As the SDSS data contains fields’ boundaries and objects’ ID and location that are present in the field, González et al. were able to obtain bounding box and label for each object in the field, which are required to train YOLO network.

3. YOLO

[Figure 5] A YOLO Network Architecture slightly modified by González et al. for galaxy detection

YOLO (You Only Look Once) is a deep learning computer vision algorithm used for object detection in images and videos introduced by Joseph Redmon et al. in 2016. In YOLO, a single neural network predicts bounding boxes and class probabilities directly from full images in one evaluation (single-shot object detection). The basic step-by-step procedure of YOLO network goes as follows.

  1. The input image is divided into a grid of cells. The size of the grid is determined by the network architecture and the size of the input image.

  2. Each cell is responsible for predicting one or more bounding boxes that contain objects in the image. Each bounding box is represented by a set of 5 values(x, y, w, h, confidence), where the (x, y) coordinates represent the center of the bounding box, (x,h) coordinates represent the width and height of the box, and the confidence value represents the probability that the bounding box contains an object.

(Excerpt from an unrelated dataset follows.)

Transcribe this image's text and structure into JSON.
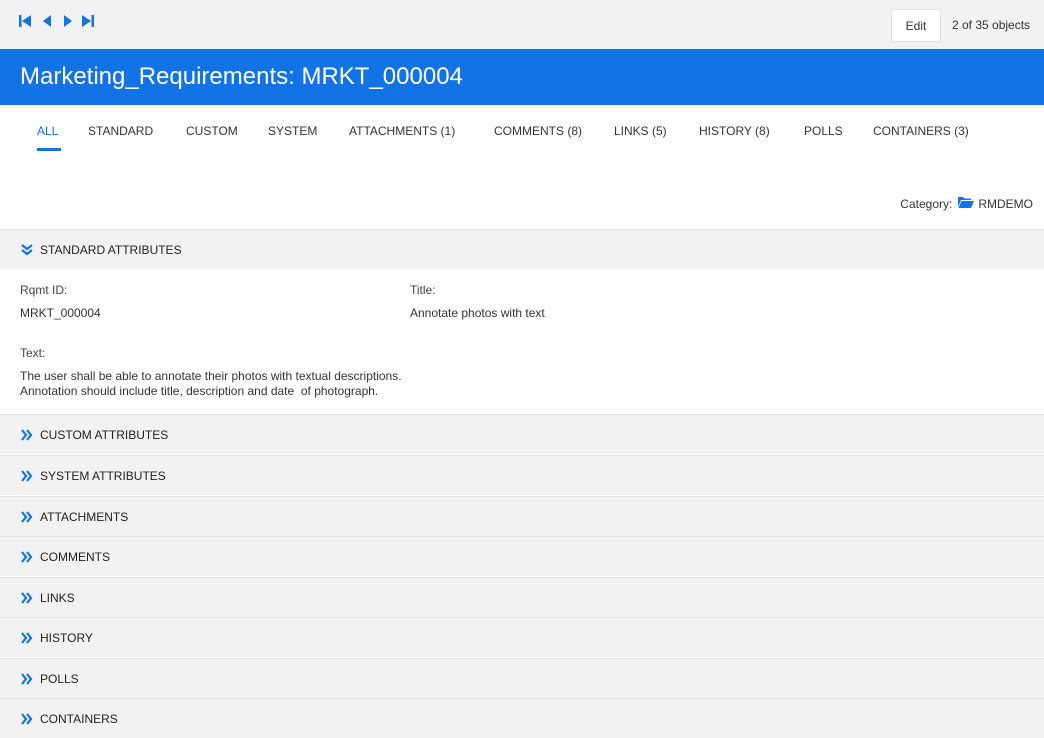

  3. Each bounding box also has associated class probabilities, which represent the probability that the object within the bounding box belongs to a particular class.

  4. The YOLO network uses a single convolutional neural network to simultaneously predict bounding boxes and class probabilities for all cells in the grid. The network is trained on a large dataset of labeled images, using backpropagation to adjust the weights of the network to minimize the prediction error.

  5. During inference, the network takes in an input image, processes it through the CNN, and outputs a set of bounding boxes and class probabilities for all cells in the grid, in a single forward pass.

  6. After the network outputs the bounding boxes and class probabilities, a post-processing step is applied to filter out low-confidence predictions and non-maximum suppression (NMS) is performed to remove duplicate detections.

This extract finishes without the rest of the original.